Nollywood Actor Lari Williams Still Homeless After Winning N1Million On MTN’s Who Deserves To Be A Millionaire
April 10, 2016 – Nigerian Actor Lari Williams Still Homeless After Winning N1Million On MTN’s Who Deserves To Be A Millionaire
Veteran Nollywood actor Lari Williams recently featured in popular MTN show, ‘Who Deserves To Be A Millionaire’ where he managed to take home one million naira courtesy of his celebrity friends.
In this exclusive chat with Sunday Extra, the actor said after winning the whopping sum, he is still unable to find a roof over his head.
See excerpts of the interview:
Can you let us into your background then?
My name is Lari Williams. I’m an actor, a poet, a lecturer and a playwright. I studied journalism at the London School of Journalism, Park Lane. I proceeded to Morley College to study English where I developed an interest in drama. I then went to study drama at Mountview Theatre School, London. In order to become a professional actor, I went to Stratford E15 Acting School also in England.
I set up a group named Calabash Artists in England. My academic career was wrapped up at the University of Iowa, Iowa State, USA. I produced my first full-length play titled ‘Colanut Junction’ in 1971. I employed the likes of Olu Jacobs, Taiwo Ajayi-Lycet, Dele Jegede, etc to work on the play. We also did a production at the London Commonwealth Hall. I consider that as one of my biggest achievements.
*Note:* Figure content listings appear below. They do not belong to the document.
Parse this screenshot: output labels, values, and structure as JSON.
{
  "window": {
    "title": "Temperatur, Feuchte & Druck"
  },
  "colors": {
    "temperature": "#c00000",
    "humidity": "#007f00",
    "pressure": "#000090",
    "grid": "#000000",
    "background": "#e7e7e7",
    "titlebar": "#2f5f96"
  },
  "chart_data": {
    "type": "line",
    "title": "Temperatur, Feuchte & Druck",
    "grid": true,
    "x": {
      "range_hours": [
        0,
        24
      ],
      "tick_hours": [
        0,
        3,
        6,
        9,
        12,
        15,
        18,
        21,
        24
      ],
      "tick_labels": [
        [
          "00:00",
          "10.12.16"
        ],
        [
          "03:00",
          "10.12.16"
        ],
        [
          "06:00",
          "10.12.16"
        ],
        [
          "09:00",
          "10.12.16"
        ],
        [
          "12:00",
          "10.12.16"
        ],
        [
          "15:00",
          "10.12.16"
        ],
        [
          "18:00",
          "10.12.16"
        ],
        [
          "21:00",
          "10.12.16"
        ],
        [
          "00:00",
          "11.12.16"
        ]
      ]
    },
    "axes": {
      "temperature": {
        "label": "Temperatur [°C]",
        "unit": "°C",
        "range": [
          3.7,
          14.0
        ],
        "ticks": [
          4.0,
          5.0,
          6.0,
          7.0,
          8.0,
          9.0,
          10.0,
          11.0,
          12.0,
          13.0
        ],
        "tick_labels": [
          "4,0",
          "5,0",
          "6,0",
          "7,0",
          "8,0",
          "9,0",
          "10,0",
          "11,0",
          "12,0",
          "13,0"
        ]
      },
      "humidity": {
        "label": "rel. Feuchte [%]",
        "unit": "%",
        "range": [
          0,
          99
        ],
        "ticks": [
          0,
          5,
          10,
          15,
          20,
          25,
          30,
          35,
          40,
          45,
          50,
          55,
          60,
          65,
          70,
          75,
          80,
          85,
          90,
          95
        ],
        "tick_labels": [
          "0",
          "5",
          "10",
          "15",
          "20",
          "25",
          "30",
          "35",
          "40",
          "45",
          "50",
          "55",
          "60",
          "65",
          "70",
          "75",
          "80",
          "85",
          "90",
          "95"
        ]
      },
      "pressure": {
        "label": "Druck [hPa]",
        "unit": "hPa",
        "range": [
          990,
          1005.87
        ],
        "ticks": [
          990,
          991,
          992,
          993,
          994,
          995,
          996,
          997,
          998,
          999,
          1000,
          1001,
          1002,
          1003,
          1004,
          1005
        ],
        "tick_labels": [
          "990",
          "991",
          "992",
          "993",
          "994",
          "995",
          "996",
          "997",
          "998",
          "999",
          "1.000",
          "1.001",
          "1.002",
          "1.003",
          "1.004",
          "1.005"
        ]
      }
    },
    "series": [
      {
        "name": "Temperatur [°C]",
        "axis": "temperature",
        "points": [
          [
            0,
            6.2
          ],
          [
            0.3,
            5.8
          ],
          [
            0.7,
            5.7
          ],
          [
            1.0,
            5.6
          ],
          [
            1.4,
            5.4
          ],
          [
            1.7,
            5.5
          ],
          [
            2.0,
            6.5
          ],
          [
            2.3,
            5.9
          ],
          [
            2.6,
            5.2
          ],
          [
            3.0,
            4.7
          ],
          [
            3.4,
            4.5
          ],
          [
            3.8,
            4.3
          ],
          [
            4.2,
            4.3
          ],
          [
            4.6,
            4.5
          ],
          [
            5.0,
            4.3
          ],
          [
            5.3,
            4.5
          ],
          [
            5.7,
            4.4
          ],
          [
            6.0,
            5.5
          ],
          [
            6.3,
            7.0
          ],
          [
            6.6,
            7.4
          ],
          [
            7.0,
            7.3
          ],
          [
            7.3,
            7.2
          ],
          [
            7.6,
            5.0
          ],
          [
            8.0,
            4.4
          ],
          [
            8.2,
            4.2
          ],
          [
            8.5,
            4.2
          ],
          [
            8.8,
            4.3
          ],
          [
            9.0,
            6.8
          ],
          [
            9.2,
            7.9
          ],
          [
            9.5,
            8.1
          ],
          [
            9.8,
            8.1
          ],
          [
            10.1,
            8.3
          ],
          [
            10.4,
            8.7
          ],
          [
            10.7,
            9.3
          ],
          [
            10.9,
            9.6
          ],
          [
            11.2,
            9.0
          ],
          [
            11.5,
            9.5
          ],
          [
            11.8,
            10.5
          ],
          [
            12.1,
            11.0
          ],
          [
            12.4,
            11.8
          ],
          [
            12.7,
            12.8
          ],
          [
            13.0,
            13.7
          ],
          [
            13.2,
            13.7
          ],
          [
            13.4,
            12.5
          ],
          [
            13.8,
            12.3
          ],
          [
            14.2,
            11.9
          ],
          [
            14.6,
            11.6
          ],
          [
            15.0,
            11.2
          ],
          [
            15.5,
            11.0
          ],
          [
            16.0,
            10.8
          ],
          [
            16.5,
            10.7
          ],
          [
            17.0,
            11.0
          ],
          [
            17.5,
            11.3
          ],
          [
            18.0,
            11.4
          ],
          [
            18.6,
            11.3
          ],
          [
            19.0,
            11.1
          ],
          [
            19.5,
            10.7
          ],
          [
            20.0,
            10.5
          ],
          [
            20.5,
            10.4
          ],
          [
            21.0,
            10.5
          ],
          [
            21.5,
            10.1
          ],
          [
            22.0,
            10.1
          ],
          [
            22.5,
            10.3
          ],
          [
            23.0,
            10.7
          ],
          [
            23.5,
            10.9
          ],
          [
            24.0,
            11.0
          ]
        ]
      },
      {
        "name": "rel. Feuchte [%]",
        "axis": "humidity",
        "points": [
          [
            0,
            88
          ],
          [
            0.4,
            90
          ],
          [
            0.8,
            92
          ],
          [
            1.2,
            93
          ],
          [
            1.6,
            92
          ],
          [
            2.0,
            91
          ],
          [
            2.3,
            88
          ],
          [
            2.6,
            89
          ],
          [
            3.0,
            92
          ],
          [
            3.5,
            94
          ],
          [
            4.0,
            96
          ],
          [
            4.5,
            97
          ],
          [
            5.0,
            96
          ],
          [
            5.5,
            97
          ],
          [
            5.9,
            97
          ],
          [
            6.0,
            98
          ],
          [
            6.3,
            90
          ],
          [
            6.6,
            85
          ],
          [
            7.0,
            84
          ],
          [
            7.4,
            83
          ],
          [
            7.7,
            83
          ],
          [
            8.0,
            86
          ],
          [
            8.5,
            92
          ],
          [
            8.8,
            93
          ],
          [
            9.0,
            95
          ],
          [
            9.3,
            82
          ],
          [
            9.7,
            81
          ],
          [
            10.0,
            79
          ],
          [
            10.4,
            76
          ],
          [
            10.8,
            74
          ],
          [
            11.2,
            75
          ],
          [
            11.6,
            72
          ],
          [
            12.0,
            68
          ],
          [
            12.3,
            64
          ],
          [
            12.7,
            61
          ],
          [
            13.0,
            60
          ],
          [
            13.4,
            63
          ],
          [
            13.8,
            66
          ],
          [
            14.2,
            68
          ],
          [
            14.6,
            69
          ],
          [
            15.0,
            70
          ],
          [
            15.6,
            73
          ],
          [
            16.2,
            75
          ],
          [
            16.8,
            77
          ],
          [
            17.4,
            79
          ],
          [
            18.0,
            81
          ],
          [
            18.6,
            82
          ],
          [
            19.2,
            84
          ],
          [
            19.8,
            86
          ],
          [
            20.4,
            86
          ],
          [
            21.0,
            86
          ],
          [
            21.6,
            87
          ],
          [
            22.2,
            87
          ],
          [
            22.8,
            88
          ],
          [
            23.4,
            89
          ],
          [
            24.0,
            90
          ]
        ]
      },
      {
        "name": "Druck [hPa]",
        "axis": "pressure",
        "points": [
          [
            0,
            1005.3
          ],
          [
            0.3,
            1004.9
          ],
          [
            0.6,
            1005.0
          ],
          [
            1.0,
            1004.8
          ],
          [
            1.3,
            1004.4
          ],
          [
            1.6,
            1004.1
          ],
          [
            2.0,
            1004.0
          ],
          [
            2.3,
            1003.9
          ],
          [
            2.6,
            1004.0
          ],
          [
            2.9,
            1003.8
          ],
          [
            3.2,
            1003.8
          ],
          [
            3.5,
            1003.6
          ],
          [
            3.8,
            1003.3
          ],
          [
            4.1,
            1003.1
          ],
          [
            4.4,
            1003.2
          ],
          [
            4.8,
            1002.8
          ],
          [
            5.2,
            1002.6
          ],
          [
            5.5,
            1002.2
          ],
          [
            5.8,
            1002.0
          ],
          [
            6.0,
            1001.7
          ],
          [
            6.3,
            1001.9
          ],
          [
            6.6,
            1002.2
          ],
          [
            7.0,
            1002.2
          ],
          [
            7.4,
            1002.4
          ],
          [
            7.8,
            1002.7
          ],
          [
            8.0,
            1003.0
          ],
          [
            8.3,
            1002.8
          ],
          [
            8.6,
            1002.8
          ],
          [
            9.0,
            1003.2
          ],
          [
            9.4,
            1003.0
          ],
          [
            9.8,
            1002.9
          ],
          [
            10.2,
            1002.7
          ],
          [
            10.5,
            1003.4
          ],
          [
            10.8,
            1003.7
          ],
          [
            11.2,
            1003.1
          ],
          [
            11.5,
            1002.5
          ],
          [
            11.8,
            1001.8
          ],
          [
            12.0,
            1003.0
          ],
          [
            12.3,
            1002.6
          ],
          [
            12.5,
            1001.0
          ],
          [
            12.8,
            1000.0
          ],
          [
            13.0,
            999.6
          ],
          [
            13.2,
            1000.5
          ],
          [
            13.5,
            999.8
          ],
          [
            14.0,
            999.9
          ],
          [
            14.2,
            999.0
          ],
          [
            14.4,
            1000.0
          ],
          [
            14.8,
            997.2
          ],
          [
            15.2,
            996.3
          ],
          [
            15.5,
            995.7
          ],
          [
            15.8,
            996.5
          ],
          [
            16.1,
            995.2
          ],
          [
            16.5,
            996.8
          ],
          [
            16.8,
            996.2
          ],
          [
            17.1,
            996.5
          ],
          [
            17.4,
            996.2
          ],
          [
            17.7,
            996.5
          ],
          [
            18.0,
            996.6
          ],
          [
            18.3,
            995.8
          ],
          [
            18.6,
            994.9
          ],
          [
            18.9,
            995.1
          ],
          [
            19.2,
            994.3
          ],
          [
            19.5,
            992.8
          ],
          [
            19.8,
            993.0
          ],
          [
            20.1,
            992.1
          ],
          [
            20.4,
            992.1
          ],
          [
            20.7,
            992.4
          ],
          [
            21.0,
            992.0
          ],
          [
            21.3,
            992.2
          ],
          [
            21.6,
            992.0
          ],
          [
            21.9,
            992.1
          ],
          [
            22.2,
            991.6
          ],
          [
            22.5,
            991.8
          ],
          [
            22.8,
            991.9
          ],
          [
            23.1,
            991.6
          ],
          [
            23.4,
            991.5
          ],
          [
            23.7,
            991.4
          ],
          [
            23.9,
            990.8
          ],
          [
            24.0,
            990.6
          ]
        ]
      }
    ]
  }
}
Quite impressive, Chief. Then, when did you come back home?
I came back to Nigeria in 1977 after I got an invitation from the FESTAC ’77 committee as a musical poet. I decided to remain in Nigeria after FESTAC with my family, and I also started teaching arts at the National Theatre. I also got roles in soaps like ‘Village Headmaster, Ripples, Mirror in The Sun, etc.
So how have you been faring?
Things have been difficult because even though we were pioneers of this industry, most of the acting roles did not pay enough. We were just doing arts for art’s sake. I also practice as a journalist and I have had a column in the Vanguard newspaper called ‘Stage & Screens’ for over 28 years.
I have no option, in spite of health challenges; I need to do so as to be able to keep body and soul together.
In essence, do you mean all these efforts bear little rewards?
Rewards you said? (Shaking his head) I am presently homeless and I do not want to blame anybody for not helping out. As the first president of the Actors Guild of Nigeria, I am sure my colleagues must have heard about my condition, coupled with cataracts – my eye problem, I cannot see very well again, but help cannot be forced out of anybody.